The letter alleged that the draft proposal focused on the benefits to operators (plus revenue generation) rather than focussing on public safety. It also questioned why the aviation regulator was silent when Kingfisher employees went without jobs and salaries for a year.
"We request your good offices to carry out a survey of the actual scheduling system."
The civil aviation's draft proposal prepared by director general of civil aviation stated that "any act on the part of pilots wherein they pretend to be sick to escape flight duty or report late to the aircraft or do not undertake the flight even after reporting for flight duty or are unwilling to follow the dynamic roster, which results in last minute of flight disruptions and may imperil the safety of aircraft operations, would be treated as an act against public interest and shall attract enforcement action them."
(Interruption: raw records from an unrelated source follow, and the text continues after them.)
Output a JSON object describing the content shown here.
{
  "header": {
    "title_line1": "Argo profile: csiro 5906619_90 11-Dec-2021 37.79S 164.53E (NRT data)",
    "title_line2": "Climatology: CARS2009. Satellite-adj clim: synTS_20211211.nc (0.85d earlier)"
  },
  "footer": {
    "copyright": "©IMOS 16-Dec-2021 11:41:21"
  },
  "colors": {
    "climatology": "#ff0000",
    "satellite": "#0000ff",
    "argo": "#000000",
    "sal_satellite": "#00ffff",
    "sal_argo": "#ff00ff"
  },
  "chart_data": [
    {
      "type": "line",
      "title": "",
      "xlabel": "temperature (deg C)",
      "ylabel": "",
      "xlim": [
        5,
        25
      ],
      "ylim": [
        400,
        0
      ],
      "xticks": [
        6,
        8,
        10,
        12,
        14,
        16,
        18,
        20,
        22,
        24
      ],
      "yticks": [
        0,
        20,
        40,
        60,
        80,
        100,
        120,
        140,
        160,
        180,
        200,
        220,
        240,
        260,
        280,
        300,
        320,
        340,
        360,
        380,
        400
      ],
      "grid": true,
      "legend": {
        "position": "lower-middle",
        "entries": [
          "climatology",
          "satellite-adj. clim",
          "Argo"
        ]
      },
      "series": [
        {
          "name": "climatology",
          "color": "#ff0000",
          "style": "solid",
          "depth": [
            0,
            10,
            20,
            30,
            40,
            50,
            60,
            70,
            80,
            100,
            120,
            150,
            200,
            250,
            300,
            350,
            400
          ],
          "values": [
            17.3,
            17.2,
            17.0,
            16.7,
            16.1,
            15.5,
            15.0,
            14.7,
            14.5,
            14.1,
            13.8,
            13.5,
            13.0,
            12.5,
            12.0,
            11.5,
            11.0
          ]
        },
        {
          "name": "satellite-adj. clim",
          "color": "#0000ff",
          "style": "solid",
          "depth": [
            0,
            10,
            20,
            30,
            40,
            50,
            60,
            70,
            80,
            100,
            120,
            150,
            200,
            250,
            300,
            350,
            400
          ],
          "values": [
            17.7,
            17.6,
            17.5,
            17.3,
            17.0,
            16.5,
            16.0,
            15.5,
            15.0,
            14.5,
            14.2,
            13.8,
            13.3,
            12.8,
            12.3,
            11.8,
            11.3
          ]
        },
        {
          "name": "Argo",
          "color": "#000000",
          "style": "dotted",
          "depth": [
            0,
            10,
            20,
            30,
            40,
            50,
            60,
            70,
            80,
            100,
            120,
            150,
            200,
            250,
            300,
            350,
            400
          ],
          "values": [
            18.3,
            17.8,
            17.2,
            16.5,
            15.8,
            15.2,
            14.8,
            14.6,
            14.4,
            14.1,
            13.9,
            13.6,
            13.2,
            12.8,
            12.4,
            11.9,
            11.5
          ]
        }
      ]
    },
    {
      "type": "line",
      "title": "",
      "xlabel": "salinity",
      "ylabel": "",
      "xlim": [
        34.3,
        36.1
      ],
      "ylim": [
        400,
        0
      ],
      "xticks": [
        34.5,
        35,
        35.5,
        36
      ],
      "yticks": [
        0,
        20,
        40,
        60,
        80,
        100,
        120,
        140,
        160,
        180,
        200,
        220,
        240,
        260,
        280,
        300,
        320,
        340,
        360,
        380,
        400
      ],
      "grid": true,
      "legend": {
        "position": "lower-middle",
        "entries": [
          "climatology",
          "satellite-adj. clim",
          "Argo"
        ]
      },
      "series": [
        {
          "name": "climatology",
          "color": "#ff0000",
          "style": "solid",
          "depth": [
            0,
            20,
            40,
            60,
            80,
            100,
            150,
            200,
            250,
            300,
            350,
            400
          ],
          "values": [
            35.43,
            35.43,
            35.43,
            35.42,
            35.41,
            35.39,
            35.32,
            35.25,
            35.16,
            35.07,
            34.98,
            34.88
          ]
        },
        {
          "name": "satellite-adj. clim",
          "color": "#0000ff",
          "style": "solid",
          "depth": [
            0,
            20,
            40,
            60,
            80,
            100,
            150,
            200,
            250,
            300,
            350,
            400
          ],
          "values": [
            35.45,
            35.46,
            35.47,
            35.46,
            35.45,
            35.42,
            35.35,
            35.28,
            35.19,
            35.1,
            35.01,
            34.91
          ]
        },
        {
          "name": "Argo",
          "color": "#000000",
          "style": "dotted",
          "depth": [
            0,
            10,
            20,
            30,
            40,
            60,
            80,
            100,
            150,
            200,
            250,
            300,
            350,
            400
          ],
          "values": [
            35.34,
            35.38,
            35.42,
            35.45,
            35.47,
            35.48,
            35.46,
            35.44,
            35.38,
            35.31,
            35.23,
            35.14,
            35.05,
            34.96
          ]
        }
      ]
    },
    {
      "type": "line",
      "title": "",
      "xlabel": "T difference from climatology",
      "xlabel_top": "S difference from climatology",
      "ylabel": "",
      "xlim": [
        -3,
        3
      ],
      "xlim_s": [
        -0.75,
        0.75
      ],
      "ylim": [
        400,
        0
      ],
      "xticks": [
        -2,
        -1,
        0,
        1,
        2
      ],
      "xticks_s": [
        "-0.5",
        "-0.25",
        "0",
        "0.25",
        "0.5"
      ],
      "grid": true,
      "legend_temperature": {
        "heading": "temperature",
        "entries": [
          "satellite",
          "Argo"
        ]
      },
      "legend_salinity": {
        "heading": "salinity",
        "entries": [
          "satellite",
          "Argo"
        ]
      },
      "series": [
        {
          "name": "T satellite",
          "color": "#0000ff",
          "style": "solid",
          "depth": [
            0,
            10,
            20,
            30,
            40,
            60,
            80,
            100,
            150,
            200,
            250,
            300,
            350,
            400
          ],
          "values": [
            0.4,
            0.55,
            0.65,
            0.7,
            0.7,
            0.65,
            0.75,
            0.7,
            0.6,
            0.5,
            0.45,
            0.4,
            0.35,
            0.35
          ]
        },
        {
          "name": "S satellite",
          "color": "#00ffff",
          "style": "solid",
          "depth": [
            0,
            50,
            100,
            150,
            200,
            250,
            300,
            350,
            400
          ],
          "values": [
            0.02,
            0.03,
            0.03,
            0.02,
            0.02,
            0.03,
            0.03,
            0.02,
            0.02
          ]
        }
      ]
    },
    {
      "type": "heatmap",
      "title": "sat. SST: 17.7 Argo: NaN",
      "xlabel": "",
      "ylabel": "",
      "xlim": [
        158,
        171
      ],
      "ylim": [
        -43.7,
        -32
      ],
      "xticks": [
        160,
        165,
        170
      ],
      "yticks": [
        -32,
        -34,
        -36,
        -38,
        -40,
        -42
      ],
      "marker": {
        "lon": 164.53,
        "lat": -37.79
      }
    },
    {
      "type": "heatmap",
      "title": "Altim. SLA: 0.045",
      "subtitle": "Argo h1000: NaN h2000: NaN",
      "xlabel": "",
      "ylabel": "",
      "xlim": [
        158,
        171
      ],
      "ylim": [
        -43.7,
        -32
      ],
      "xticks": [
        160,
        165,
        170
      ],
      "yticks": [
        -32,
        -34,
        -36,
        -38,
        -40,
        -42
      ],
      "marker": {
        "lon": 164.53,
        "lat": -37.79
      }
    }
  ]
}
An aviation analyst quoted by IBTimes India said the draft proposal would result in creating havoc and causing problems not just for pilots but for airlines and the public in general. "This move by the DGCA shows just how ill-conceived and short sighted it is. By suspending licences, airlines would struggle to maintain schedules.
"Delays would ensue, flights would be grounded, it would cost airlines millions in delays, rescheduling flights for passengers and crew. Quite how the DGCA thought this policy would be embraced, highlights the real alarming disconnect it has with airlines and the industry," aerospace expert Saj Ahmad, who is chief analyst at StrategicAero Research, told International Business Times, India.